Units of the debt-oriented MFs sold after July 10 will, however, attract 20 per cent capital gains tax as against 10 per cent earlier.
"I propose to move a government amendment today in the Finance Bill itself that the new tax regime will not be applicable to transaction of sale of units (of debt MFs) which have taken between April 1 and July 10 this year," the Minister said.
Replying to a discussion on the Finance Bill in the Lok Sabha, Jaitley said that he had decided to end concessional rate of taxation of 10 per cent on debt mutual funds in his budget as it was being mostly used by corproates for "abritrage".
During the debate, a number of members had raised the issue of new tax regime on MFs saying that on one hand the government was opposed to retrospective taxation and on the other hand it imposed it on debt mutual funds. The Finance Bill was later passed by Lok Sabha, completing the budgetary exercise in the lower house.

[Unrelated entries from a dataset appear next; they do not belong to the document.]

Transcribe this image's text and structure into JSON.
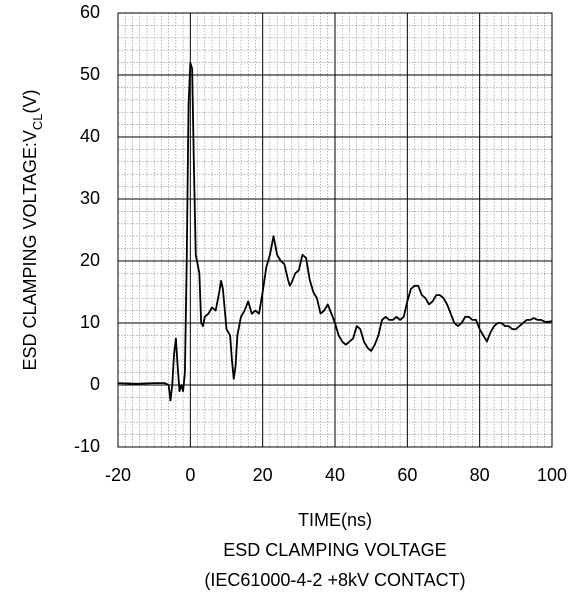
{
  "chart_data": {
    "type": "line",
    "ylabel": "ESD CLAMPING VOLTAGE:V",
    "ylabel_subscript": "CL",
    "ylabel_unit": "(V)",
    "xlabel": "TIME(ns)",
    "title": "ESD CLAMPING VOLTAGE",
    "subtitle": "(IEC61000-4-2   +8kV CONTACT)",
    "xlim": [
      -20,
      100
    ],
    "ylim": [
      -10,
      60
    ],
    "xticks": [
      -20,
      0,
      20,
      40,
      60,
      80,
      100
    ],
    "yticks": [
      -10,
      0,
      10,
      20,
      30,
      40,
      50,
      60
    ],
    "grid": true,
    "minor_grid": true,
    "x": [
      -20,
      -15,
      -10,
      -7,
      -6,
      -5.5,
      -5,
      -4.5,
      -4,
      -3.5,
      -3,
      -2.5,
      -2,
      -1.5,
      -1,
      -0.5,
      0,
      0.5,
      1,
      1.5,
      2,
      2.5,
      3,
      3.5,
      4,
      5,
      6,
      7,
      8,
      8.5,
      9,
      10,
      11,
      11.5,
      12,
      12.5,
      13,
      14,
      15,
      16,
      17,
      18,
      19,
      20,
      21,
      22,
      23,
      24,
      25,
      26,
      27,
      27.5,
      28,
      29,
      30,
      31,
      32,
      33,
      34,
      35,
      36,
      37,
      38,
      39,
      40,
      41,
      42,
      43,
      44,
      45,
      46,
      47,
      48,
      49,
      50,
      51,
      52,
      53,
      54,
      55,
      56,
      57,
      58,
      59,
      60,
      61,
      62,
      63,
      64,
      65,
      66,
      67,
      68,
      69,
      70,
      71,
      72,
      73,
      74,
      75,
      76,
      77,
      78,
      79,
      80,
      81,
      82,
      83,
      84,
      85,
      86,
      87,
      88,
      89,
      90,
      91,
      92,
      93,
      94,
      95,
      96,
      97,
      98,
      99,
      100
    ],
    "series": [
      {
        "color": "#000000",
        "values": [
          0.3,
          0.2,
          0.3,
          0.3,
          0,
          -2.5,
          0,
          5,
          7.5,
          3,
          -1,
          0,
          -1,
          2,
          20,
          45,
          52,
          51,
          35,
          21,
          19.5,
          18,
          10,
          9.5,
          11,
          11.5,
          12.5,
          12,
          15,
          16.8,
          15.5,
          9,
          8,
          4,
          1,
          3,
          8,
          11,
          12,
          13.5,
          11.5,
          12,
          11.5,
          15,
          19,
          21,
          24,
          21,
          20,
          19.5,
          17,
          16,
          16.5,
          18,
          18.5,
          21,
          20.5,
          17,
          15,
          14,
          11.5,
          12,
          13,
          11.5,
          10,
          8,
          7,
          6.5,
          7,
          7.5,
          9.5,
          9,
          7,
          6,
          5.5,
          6.5,
          8,
          10.5,
          11,
          10.5,
          10.5,
          11,
          10.5,
          11,
          13.5,
          15.5,
          16,
          16,
          14.5,
          14,
          13,
          13.5,
          14.5,
          14.5,
          14,
          13,
          11.5,
          10,
          9.5,
          10,
          11,
          11,
          10.5,
          10.5,
          9,
          8,
          7,
          8.5,
          9.5,
          10,
          10,
          9.5,
          9.5,
          9,
          9,
          9.5,
          10,
          10.5,
          10.5,
          10.8,
          10.5,
          10.5,
          10.2,
          10.2,
          10.3
        ]
      }
    ]
  }
}
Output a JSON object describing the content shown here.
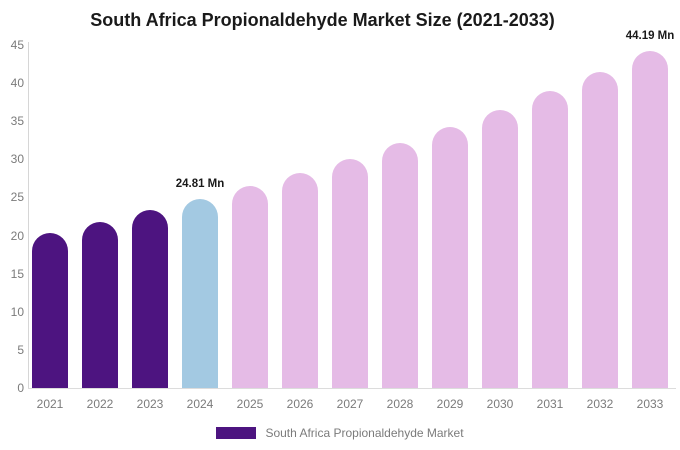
{
  "title": "South Africa Propionaldehyde Market Size (2021-2033)",
  "legend": {
    "label": "South Africa Propionaldehyde Market",
    "swatch_color": "#4d1480"
  },
  "colors": {
    "historical_bar": "#4d1480",
    "highlight_year_bar": "#a3c9e2",
    "forecast_bar": "#e5bbe6",
    "axis_line": "#d6d6d6",
    "tick_text": "#7b7b7b",
    "title_text": "#1a1a1a",
    "annotation_text": "#1a1a1a",
    "background": "#ffffff"
  },
  "chart_data": {
    "type": "bar",
    "title": "South Africa Propionaldehyde Market Size (2021-2033)",
    "categories": [
      "2021",
      "2022",
      "2023",
      "2024",
      "2025",
      "2026",
      "2027",
      "2028",
      "2029",
      "2030",
      "2031",
      "2032",
      "2033"
    ],
    "series": [
      {
        "name": "South Africa Propionaldehyde Market",
        "values": [
          20.4,
          21.8,
          23.3,
          24.81,
          26.5,
          28.2,
          30.1,
          32.1,
          34.2,
          36.5,
          38.9,
          41.5,
          44.19
        ]
      }
    ],
    "unit": "Mn",
    "xlabel": "",
    "ylabel": "",
    "ylim": [
      0,
      45
    ],
    "ytick_step": 5,
    "grid": false,
    "legend_position": "bottom",
    "bar_colors": [
      "#4d1480",
      "#4d1480",
      "#4d1480",
      "#a3c9e2",
      "#e5bbe6",
      "#e5bbe6",
      "#e5bbe6",
      "#e5bbe6",
      "#e5bbe6",
      "#e5bbe6",
      "#e5bbe6",
      "#e5bbe6",
      "#e5bbe6"
    ],
    "annotations": [
      {
        "index": 3,
        "label": "24.81 Mn"
      },
      {
        "index": 12,
        "label": "44.19 Mn"
      }
    ]
  }
}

In his budget proposals, unveiled on July 10, Jaitley had proposed raising long-term capital gains tax on debt-oriented mutual funds to 20 per cent from 10 per cent, to bring parity with banks and other debt instruments.
He also proposed increasing the period of holding in respect of long-term debt funds units from 12 months to 36 months. The mutual fund industry said the concession will provide only a "marginal relief and will not be of much help to the sector.